PUERTO VALLARTA, Mexico (AP) — Jon Rahm faced the wind and handled it just as well Friday in the Mexico Open, making eight birdies on his way to a 5-under 66 that staked the world’s No. 2 player to a two-shot lead over Alex Smalley.
Rahm birdied all four of the par 5s, including the 18th hole at Vallarta Vidanta with a 4-iron from light rough to just short of the green, a pitch to 6 feet and one last putt.
He was at 12-under 130 going into the weekend.
Smalley was playing on the other side of the course, where he did most of his work. The highlight was holing out from 165 yards on the par-4 third hole for eagle. He had eagle chances on consecutive holes late in his round, two-putting from 35-feet on the par-5 sixth and driving the 291-yard seventh hole to 30 feet for another two-putt birdie.
He finished with a 66 and will be in the final group with Rahm.
Rahm was two shots higher then his opening round, in which the Spaniard never had to deal with the wind until the final four holes. This was one felt even better.
“I feel like I might be a little bit more satisfied with today’s score than yesterday,” Rahm said. “Yesterday I felt like I was really under control and relatively speaking stress free. Today was a bit more of a grind, but still a really good round of golf.”
Patrick Reed ran off two late birdies and was poised to close out his round with a third in a row until a pedestrian pitch from just short of the green on the par-5 18th. He had to settle for par and a 66, leaving him in a large group that was three shots behind.
Cameron Champ, who played alongside Rahm and handled the wind with his penetrating ball flight, had a 66 to reach 9-under 133. Champ and Reed were joined by Trey Mullinax (69), Adam Long (66) and Andrew Novak (67).
Rahm played a superb shot from a waste area well right of the green on the par-5 14th to about 3 feet. What really pleased him was his 6-iron on the par-3 ninth, over water while trying to navigate the gusts.
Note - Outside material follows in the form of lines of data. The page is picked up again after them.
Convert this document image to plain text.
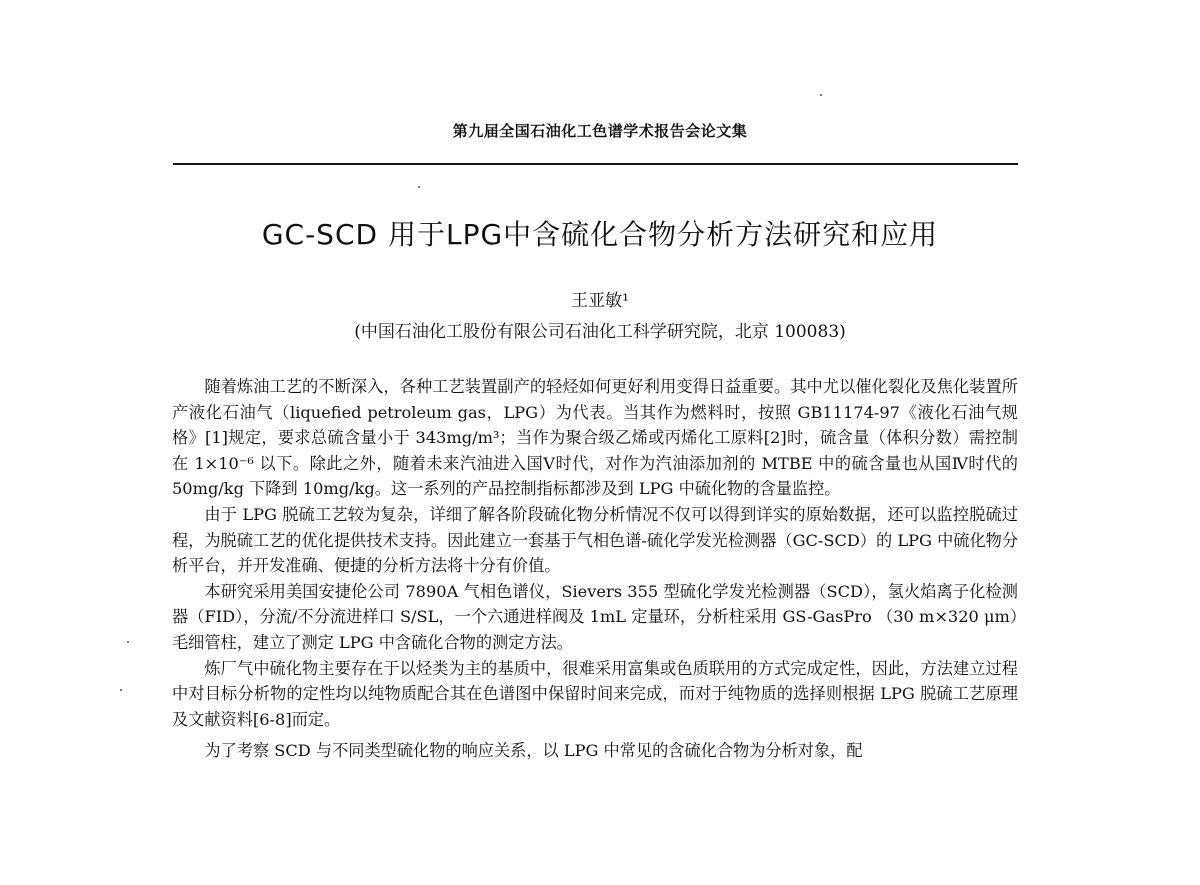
第九届全国石油化工色谱学术报告会论文集
GC-SCD 用于LPG中含硫化合物分析方法研究和应用
王亚敏¹
(中国石油化工股份有限公司石油化工科学研究院，北京 100083)

随着炼油工艺的不断深入，各种工艺装置副产的轻烃如何更好利用变得日益重要。其中尤以催化裂化及焦化装置所产液化石油气（liquefied petroleum gas，LPG）为代表。当其作为燃料时，按照 GB11174-97《液化石油气规格》[1]规定，要求总硫含量小于 343mg/m³；当作为聚合级乙烯或丙烯化工原料[2]时，硫含量（体积分数）需控制在 1×10⁻⁶ 以下。除此之外，随着未来汽油进入国Ⅴ时代，对作为汽油添加剂的 MTBE 中的硫含量也从国Ⅳ时代的 50mg/kg 下降到 10mg/kg。这一系列的产品控制指标都涉及到 LPG 中硫化物的含量监控。

由于 LPG 脱硫工艺较为复杂，详细了解各阶段硫化物分析情况不仅可以得到详实的原始数据，还可以监控脱硫过程，为脱硫工艺的优化提供技术支持。因此建立一套基于气相色谱-硫化学发光检测器（GC-SCD）的 LPG 中硫化物分析平台，并开发准确、便捷的分析方法将十分有价值。

本研究采用美国安捷伦公司 7890A 气相色谱仪，Sievers 355 型硫化学发光检测器（SCD），氢火焰离子化检测器（FID），分流/不分流进样口 S/SL，一个六通进样阀及 1mL 定量环，分析柱采用 GS-GasPro （30 m×320 μm）毛细管柱，建立了测定 LPG 中含硫化合物的测定方法。

炼厂气中硫化物主要存在于以烃类为主的基质中，很难采用富集或色质联用的方式完成定性，因此，方法建立过程中对目标分析物的定性均以纯物质配合其在色谱图中保留时间来完成，而对于纯物质的选择则根据 LPG 脱硫工艺原理及文献资料[6-8]而定。

为了考察 SCD 与不同类型硫化物的响应关系，以 LPG 中常见的含硫化合物为分析对象，配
“The 6-iron was perfect. And having 3 feet for birdie there, it’s a huge bonus,” Rahm said. “I think my iron game was really, really good today. It was really under control and in those windy conditions I was hitting it really, really solid so. I was never really too surprised where my ball was ending up and I was always in a good position.”
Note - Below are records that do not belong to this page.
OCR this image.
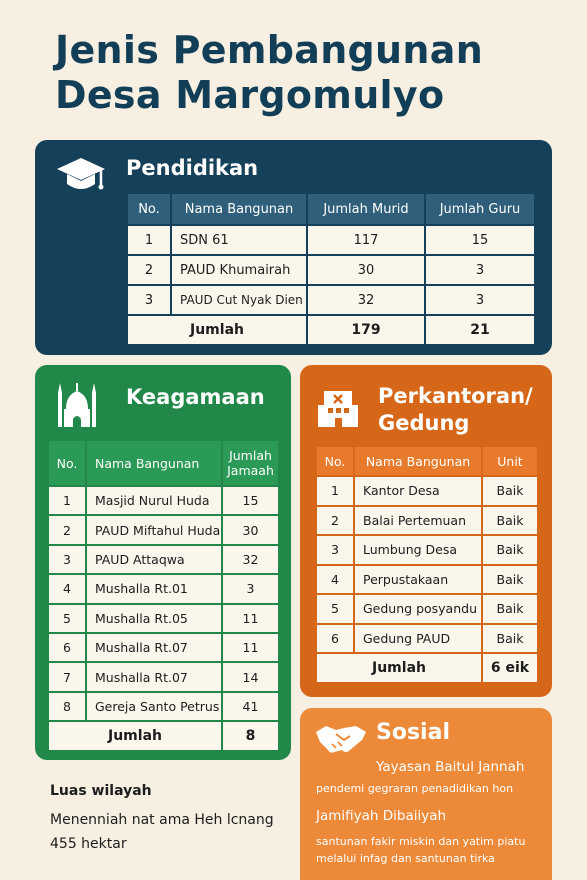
Jenis Pembangunan
Desa Margomulyo
Pendidikan
No.	Nama Bangunan	Jumlah Murid	Jumlah Guru
1	SDN 61	117	15
2	PAUD Khumairah	30	3
3	PAUD Cut Nyak Dien	32	3
Jumlah		179	21
Keagamaan
No.	Nama Bangunan	Jumlah Jamaah
1	Masjid Nurul Huda	15
2	PAUD Miftahul Huda	30
3	PAUD Attaqwa	32
4	Mushalla Rt.01	3
5	Mushalla Rt.05	11
6	Mushalla Rt.07	11
7	Mushalla Rt.07	14
8	Gereja Santo Petrus	41
Jumlah		8
Perkantoran/
Gedung
No.	Nama Bangunan	Unit
1	Kantor Desa	Baik
2	Balai Pertemuan	Baik
3	Lumbung Desa	Baik
4	Perpustakaan	Baik
5	Gedung posyandu	Baik
6	Gedung PAUD	Baik
Jumlah		6 eik
Sosial
Yayasan Baitul Jannah
pendemi gegraran penadidikan hon
Jamifiyah Dibaiiyah
santunan fakir miskin dan yatim piatu
melalui infag dan santunan tirka
Luas wilayah
Menenniah nat ama Heh lcnang
455 hektar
Smalley, a Duke graduate in his rookie year on the PGA Tour, had a runner-up finish in the Dominican Republic a month ago. Both courses have the same kind of grass on the greens, and Smalley said he picked up plenty of experience playing in the final group on the weekend, starting with the belief he can compete on tour.
He also was a quick study on the wind, that made some of the par 4s more difficult to reach than some of the 600-yard par 5s.
Smalley had a 5-iron for his second shot into the 608-yard sixth. Two holes later, he had 3-wood for his second shot on the 515-yard eighth hole, barely reaching the front of the green. That led to a beautiful lag from 65 feet for a par.
“That’s what happens when you have winds that are gusting 25,” Smalley said. “I was able to keep the ball in play and was able to get out of those holes that were playing really long, and happy I’m done with them.”
Scott Brown, Jonathan Byrd and Davis Riley, who lost in a playoff at the Valspar Championship earlier this year, were in the group at 8-under 134, four shots behind.
The cut was at 2-under 140. Among those making it to the weekend were the Ortiz brothers of Guadalajara — Alvaro shot 69 and was at 5-under 137, while Carlos, a PGA Tour winner, had a 69 and was at 3-under 139. Abraham Ancer, part of 10 Mexican players in the field and No. 20 in the world ranking, had a 69 and made the cut on the number.
The task for everyone is chasing Rahm, going for his first victory of the year.
“I’ve been playing really good,” he said. “I can’t really complain about anything I’m doing right now, so hopefully I can keep that good ball-striking going and keep rolling it the way I have.”